Me sera-t-il plus difficile de prouver maintenant que le même Dieu est le Dieu de l’homme et du Christ, de la femme et de l’Église, de la chair et de l’esprit, quand j’entends l’Apôtre mettre en avant et développer la pensée du Créateur : « C’est pourquoi l’homme quittera son père et sa mère pour s’attacher à sa femme ; et ils ne formeront tous deux qu’une seule chair ? Ce sacrement est grand. » Il me suffit de ce témoignage : les sacrements du Créateur sont grands aux yeux de l’Apôtre, vils et méprisables aux yeux des hérétiques. « Mais je vous déclare que ce sacrement signifie Jésus-Christ et l’Église. » Tu l’entends ; il explique le sacrement, il ne le divise pas.
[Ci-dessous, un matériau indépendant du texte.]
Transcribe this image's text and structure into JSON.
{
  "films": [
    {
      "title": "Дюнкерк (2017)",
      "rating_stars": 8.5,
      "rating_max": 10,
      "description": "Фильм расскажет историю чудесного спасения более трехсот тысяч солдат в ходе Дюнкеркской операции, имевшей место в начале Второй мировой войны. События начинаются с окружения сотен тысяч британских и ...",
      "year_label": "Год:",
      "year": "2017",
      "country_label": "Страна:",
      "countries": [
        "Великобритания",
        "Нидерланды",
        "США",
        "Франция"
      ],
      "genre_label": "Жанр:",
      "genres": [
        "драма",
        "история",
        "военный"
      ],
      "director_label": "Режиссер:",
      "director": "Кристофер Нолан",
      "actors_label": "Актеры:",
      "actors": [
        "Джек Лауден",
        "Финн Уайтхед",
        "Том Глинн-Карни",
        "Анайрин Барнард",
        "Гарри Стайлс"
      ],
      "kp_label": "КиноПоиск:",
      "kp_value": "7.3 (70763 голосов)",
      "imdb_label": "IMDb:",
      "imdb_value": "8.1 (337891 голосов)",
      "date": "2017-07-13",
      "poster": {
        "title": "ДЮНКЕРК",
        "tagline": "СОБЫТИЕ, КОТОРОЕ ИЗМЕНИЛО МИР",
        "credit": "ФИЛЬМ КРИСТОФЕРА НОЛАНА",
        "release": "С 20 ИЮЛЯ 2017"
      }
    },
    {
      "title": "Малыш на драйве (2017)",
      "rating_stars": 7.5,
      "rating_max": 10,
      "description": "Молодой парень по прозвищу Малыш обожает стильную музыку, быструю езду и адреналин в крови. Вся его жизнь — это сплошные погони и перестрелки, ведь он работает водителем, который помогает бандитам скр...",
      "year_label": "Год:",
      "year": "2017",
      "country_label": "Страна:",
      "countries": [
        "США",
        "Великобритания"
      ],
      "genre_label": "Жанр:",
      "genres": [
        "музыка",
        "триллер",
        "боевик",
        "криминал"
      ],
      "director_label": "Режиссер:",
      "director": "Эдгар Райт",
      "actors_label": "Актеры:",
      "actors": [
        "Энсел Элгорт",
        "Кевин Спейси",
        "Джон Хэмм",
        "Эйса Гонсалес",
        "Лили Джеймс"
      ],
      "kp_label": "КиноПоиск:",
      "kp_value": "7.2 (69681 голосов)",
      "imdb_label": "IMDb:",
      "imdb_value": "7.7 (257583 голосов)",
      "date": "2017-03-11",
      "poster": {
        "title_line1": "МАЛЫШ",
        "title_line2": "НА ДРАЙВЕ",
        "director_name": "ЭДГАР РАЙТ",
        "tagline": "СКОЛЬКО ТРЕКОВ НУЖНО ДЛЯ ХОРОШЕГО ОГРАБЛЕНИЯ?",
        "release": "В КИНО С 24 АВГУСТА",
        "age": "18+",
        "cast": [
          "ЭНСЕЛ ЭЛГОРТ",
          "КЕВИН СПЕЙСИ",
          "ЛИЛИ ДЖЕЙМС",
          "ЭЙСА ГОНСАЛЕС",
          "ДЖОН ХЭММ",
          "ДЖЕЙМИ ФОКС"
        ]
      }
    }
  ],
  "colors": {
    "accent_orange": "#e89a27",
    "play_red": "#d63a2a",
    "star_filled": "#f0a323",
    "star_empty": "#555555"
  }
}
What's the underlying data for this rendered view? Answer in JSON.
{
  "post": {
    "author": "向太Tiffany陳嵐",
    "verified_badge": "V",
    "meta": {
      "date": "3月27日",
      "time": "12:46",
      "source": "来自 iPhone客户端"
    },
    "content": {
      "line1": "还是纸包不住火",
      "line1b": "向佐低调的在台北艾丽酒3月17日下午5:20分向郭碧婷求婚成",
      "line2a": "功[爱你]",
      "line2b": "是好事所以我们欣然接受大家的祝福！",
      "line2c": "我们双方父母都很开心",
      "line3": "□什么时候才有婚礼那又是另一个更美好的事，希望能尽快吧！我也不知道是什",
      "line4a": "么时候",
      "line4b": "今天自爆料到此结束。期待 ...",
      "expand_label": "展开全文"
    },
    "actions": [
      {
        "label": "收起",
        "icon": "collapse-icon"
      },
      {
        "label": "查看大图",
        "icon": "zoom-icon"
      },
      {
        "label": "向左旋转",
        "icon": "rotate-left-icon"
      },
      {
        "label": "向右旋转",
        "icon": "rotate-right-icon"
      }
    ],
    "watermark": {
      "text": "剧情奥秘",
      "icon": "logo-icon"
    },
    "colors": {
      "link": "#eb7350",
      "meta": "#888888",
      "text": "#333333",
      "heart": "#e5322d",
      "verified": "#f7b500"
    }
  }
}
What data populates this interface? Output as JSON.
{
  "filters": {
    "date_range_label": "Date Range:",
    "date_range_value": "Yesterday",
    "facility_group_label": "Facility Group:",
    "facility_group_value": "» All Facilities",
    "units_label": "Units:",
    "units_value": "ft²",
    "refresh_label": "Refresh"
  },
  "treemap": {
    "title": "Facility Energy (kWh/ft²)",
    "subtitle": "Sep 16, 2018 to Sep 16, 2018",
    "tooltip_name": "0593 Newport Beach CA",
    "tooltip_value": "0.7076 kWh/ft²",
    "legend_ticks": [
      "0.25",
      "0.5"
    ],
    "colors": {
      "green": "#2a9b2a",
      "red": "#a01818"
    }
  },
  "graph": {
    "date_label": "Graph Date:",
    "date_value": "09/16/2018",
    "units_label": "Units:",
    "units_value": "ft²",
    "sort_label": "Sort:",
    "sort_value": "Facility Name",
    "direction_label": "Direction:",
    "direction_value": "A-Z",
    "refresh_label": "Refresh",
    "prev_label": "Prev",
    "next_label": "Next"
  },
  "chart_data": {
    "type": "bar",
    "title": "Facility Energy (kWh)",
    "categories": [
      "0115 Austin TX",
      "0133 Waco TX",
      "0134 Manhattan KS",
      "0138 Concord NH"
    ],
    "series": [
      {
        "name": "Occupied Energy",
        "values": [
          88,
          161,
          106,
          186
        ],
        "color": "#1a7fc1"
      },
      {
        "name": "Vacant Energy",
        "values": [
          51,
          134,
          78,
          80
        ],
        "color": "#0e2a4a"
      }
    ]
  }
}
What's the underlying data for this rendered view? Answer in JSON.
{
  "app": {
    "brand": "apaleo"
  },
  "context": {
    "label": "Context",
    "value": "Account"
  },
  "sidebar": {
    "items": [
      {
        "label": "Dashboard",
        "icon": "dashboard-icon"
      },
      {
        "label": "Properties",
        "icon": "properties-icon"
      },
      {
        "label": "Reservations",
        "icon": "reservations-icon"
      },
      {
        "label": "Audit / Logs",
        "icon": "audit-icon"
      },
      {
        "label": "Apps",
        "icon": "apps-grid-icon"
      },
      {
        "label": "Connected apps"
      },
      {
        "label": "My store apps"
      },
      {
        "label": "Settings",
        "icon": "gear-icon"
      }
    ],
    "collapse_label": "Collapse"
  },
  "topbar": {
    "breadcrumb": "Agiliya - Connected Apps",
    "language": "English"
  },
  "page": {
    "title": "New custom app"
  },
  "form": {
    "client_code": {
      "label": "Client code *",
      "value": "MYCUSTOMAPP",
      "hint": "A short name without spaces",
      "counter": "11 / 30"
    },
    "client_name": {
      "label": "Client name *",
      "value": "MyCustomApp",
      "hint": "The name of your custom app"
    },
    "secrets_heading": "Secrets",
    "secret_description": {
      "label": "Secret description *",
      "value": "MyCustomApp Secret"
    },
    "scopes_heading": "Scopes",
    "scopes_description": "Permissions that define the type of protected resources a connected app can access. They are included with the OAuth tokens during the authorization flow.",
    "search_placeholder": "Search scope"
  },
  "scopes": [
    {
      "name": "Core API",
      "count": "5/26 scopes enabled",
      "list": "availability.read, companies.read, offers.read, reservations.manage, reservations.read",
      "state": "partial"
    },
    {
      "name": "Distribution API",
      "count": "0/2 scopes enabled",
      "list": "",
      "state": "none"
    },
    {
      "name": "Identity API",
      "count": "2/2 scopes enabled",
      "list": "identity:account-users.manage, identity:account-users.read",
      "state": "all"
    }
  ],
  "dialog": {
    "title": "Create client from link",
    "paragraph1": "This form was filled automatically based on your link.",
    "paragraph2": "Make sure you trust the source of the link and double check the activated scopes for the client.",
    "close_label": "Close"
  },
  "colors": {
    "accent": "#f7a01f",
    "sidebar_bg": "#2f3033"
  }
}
Il prouve que la figure du mystère a été préparée d’avance ; par l’auteur du mystère apparemment. Qu’en pense Marcion ? Le Créateur n’a pu préparer d’avance des symboles pour un Dieu qu’il ne connaissait pas, ou tout au moins pour son ennemi, s’il le connaissait. Le Dieu supérieur, au lieu de faire aucun emprunt au Dieu inférieur, a dû chercher plutôt à l’anéantir lui-même.
« Enfants, obéissez à vos parents. » Marcion a beau retrancher « C’est le premier des commandements auquel Dieu ait joint une promesse, » la loi est là, qui dit : « Honore ton père et ta mère ; » et vous, pères, élevez vos enfants « en les corrigeant et en les instruisant selon le Seigneur. » Tu sais encore qu’il a été dit aux anciens : « Vous redirez ces paroles à l’oreille de vos enfants, et vos enfants à l’oreille de leurs enfants. » Qu’ai-je affaire de deux divinités différentes, quand il n’y a qu’une seule et même discipline ? Y en eût-il même deux, j’obéis à celle qui a enseigné la première. Mais « Si nous avons à combattre contre les principautés du monde, » ô quelle multitude de dieux créateurs ! Toutefois si Paul désignait le Créateur auquel appartenaient les puissances qu’il avait mentionnées d’avance, pourquoi, demanderai-je, ne l’a-t-il pas nommé la puissance unique qui gouverne le monde et le châtie ? Or, quand il nous recommande plus haut « de revêtir une armure qui puisse nous défendre contre les assauts du démon, » il nous montre que « les puissances et les principautés des ténèbres, » qu’il nomme après le démon et que les Chrétiens attribuent au démon, ne sont autre chose que les esprits de Satan. Ou si le démon est devenu le Créateur, quel sera son rôle vis-à-vis du Créateur ? De même qu’il y a deux dieux, y aura-t-il deux démons, ainsi que plusieurs puissances et princes du monde ? Mais comment le Créateur est-il à la fois dieu et démon ? Pas de milieu ! l’un et l’autre sont des dieux, si l’un et l’autre sont des démons. Ou bien, Dieu n’est pas le démon et le démon n’est pas Dieu.
Il y a plus. Cette dénomination de diable, en vertu de quelle délation conviendrait-elle au Créateur ? A-t-il dénaturé quelqu’une des secrètes intentions du dieu supérieur, comme l’archange le calomnia lui-même par un odieux mensonge ? Car, s’il avait interdit à nos premiers parents de goûter du fruit d’un misérable arbuste, ce n’était pas de peur qu’ils ne devinssent des dieux, mais par la crainte que la transgression ne leur donnât la mort.
« Les esprits de malice » dont parle l’Apôtre, ne signifieront pas non plus le Créateur, parce qu’il a ajouté, qui sont « dans les cieux. » Paul n’ignorait pas que les anges, en regardant du haut des cieux la beauté des filles de la terre, étaient tombés dans les œuvres de la malice spirituelle.
Mais que Paul n’eût combattu le Créateur que timidement et à travers je ne sais quelles énigmes, comment l’admettre ? Je le vois, « quoique chargé de chaînes à cause de la liberté de sa prédication, » annoncer néanmoins à l’Église la manifestation des mystères de l’Evangile avec une sainte fermeté qu’il conjurait, les fidèles de demander à Dieu pour lui.